A.d.r. chiestomi se abbia raccolto elementi sintomatici dell’esistenza di una struttura tipo gladio dico questo, cioè che io nei paracadutisti non avrei proprio dovuto entrarci per i miei precedenti penali. Nonostante questi sono entrato nei paracadutisti e ho svolto compiti riservatissimi.

A.d.r. chiestomi dei rapporti fra Cauchi ed ambienti dei servizi o ambienti militari, ricordo che Cauchi era in contatto con i servizi cileni, per i quali schedava gli studenti cileni filocomunisti all’ universita’ di Perugia.

A.d.r. chiestomi dei rapporti fra studenti cileni filocomunisti all’universita di Perugia. Ricordo che Cauchi ricevette dall’ambasciata cilena – li ho visti io stesso – un pacchetto di passaporti cileni in bianco che custodivamo nella legnaia della Verniana. Inoltre Cauchi era confidente del maresciallo dei carabinieri di Monte san Savino, personaggio noto del quale ora mi sfugge il nome; ricordo poi l’episodio di Cortona del quale ho già parlato anche a lei. Ricordo poi che il Cauchi era sempre avvertito delle visite dei carabinieri alla sua abitazione, tant’e vero che preavvertiti di queste visite non si ritornava a casa. Ci si metteva in un campo poco distante e con un cannocchiale a raggi infrarossi ci si divertiva ad osservare l’arrivo dei carabinieri. Non fummo avvertiti soltanto quando anziché i soliti carabinieri di Arezzo arrivo il nucleo di p.g. di Perugia, comandati dal cap. Romano che si occupava dell’attentato di Moiano.

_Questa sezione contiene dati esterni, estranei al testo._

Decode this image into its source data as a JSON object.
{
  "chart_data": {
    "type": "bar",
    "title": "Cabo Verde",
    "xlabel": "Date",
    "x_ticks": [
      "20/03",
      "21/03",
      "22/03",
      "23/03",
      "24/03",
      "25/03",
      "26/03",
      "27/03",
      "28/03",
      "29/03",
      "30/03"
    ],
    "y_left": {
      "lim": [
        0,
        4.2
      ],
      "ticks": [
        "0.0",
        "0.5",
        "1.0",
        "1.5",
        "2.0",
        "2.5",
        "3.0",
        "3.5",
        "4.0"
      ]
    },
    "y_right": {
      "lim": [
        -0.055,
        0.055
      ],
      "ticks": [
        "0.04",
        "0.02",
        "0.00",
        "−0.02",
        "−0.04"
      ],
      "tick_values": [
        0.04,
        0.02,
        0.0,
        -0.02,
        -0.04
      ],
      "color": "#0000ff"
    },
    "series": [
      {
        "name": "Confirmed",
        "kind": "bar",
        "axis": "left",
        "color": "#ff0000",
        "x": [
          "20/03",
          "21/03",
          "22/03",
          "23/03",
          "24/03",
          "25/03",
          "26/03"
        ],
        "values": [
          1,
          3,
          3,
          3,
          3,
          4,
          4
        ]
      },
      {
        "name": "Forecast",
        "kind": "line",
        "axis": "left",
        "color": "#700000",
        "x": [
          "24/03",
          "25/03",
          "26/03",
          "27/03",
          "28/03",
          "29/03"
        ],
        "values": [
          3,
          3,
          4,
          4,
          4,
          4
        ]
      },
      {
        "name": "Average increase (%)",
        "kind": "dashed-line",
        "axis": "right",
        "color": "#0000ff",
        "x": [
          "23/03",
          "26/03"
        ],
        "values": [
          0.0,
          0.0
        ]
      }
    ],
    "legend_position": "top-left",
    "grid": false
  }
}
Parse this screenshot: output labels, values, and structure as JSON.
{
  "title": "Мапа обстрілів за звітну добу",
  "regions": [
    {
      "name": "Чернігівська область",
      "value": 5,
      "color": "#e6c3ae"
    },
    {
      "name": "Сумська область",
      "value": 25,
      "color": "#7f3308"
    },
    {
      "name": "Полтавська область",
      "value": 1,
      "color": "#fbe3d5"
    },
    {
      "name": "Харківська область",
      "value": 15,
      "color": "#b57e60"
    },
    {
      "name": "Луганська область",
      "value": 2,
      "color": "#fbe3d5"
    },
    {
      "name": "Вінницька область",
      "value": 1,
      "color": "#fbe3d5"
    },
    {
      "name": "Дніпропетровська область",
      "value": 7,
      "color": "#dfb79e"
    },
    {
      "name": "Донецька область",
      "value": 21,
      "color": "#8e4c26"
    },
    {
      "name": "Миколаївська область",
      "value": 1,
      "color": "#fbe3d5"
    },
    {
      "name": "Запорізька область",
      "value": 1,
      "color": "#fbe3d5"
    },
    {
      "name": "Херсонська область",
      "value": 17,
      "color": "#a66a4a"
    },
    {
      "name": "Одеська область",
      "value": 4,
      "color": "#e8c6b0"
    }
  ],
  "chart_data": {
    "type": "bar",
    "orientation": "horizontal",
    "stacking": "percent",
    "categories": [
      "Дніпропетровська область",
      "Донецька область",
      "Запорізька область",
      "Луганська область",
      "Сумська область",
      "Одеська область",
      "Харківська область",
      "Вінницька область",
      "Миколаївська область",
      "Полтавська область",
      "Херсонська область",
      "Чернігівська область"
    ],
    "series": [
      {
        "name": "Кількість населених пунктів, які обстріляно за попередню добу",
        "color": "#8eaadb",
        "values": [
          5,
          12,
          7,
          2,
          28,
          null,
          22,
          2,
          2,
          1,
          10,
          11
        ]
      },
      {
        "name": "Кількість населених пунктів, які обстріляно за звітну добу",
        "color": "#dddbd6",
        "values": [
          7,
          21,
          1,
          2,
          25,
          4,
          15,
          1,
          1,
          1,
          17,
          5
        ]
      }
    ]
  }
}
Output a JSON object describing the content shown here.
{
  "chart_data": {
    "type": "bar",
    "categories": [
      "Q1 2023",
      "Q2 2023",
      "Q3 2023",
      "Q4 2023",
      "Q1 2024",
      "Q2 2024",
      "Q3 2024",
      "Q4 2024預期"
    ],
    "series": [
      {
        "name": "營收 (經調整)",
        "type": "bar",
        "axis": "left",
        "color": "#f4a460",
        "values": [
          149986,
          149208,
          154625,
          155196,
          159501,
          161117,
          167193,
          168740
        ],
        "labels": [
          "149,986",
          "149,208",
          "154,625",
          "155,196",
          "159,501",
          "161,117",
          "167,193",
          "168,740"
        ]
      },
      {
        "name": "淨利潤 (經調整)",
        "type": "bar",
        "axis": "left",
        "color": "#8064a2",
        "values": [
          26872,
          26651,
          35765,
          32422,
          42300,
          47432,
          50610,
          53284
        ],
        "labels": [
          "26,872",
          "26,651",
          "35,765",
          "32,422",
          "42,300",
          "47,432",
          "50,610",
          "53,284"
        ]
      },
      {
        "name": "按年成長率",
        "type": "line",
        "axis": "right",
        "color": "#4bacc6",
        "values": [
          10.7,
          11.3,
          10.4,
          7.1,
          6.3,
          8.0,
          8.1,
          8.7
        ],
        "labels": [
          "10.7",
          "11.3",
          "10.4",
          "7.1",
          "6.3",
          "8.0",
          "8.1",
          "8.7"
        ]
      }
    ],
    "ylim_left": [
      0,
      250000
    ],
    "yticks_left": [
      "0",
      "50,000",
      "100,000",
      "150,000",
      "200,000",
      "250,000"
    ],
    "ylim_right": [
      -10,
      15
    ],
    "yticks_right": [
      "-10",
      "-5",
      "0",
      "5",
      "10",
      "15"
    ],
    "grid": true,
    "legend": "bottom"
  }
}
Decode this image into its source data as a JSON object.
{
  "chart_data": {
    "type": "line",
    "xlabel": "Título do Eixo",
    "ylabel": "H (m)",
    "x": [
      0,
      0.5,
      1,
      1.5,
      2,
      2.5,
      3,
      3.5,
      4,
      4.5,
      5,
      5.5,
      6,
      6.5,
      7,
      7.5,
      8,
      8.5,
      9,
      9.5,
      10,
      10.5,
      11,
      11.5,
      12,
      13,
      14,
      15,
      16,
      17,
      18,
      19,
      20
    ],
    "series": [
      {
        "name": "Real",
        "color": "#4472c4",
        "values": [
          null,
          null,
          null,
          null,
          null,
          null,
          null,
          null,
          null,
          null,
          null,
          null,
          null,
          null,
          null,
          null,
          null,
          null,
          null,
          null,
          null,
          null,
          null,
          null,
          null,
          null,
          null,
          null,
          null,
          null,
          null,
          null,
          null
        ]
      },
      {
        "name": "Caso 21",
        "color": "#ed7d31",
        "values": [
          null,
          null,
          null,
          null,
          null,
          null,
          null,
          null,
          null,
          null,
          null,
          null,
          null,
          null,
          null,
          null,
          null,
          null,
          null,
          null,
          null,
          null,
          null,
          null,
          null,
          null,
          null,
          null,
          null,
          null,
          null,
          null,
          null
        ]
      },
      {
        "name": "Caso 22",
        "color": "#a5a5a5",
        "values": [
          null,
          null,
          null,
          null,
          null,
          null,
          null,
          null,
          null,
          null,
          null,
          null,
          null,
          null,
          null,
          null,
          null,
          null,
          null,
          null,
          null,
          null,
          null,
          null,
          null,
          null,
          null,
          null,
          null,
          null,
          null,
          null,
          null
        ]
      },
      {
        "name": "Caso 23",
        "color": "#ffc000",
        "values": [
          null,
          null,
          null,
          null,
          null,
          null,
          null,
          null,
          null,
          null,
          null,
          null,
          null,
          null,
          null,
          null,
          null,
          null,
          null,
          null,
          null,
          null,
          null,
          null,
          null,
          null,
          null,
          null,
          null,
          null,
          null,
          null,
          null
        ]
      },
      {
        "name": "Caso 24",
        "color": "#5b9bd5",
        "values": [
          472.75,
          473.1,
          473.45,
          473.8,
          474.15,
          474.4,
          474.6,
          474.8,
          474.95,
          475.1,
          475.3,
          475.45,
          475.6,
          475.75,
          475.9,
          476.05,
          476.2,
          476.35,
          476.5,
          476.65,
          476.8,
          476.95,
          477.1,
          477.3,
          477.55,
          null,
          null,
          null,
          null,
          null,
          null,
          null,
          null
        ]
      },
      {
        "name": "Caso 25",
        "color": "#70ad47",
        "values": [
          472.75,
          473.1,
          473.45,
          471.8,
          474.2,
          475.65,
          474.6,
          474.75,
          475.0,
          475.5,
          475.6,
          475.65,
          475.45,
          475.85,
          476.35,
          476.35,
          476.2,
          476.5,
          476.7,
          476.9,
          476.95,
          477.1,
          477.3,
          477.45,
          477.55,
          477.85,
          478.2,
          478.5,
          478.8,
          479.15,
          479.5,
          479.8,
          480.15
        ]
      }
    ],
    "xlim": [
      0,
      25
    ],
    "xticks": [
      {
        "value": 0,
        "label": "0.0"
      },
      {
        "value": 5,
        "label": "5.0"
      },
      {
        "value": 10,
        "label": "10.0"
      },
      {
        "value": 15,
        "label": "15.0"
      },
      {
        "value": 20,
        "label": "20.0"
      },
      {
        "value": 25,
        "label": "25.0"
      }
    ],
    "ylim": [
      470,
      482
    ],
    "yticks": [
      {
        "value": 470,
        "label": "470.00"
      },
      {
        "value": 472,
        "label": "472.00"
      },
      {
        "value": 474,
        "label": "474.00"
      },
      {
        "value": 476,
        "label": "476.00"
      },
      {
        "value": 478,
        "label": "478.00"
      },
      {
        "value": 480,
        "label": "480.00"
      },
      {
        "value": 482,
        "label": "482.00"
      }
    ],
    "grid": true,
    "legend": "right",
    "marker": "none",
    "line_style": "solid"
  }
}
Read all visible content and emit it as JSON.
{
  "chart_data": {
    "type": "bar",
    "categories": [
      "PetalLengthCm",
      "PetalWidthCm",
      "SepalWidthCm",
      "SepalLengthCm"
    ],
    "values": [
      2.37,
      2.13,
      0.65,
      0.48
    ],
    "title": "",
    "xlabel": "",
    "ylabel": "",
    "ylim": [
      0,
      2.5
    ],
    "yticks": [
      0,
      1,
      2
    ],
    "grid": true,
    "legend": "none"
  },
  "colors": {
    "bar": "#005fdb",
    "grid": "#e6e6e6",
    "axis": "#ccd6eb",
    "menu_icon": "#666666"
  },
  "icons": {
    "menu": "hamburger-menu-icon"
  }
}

A.d.r. non so nulla circa i rapporti di Cauchi ed il centro cs di Firenze.

A.d.r. conosco il prof. Oggioni, che anni addietro mi ha operato ad un piede. La mia conoscenza con lui risale comunque agli anni 70. Era amico del franci, aveva rapporti con Cauchi ed era uno di cui noi cisi poteva fidare. A.d.r. conosco la Ghelli Mirella, ricordo che ebbe una relazione prima col Cauchi e poi col Franci. A.d.r. circa i rapporti fra Cauchi e Gelli mi riporto alle dichiarazioni già reso. Brevemente mi ricordo che fu il denaro datoci dal Gelli a consentirci di acquistare le armi di rimini e l’esplosivo di Rimini.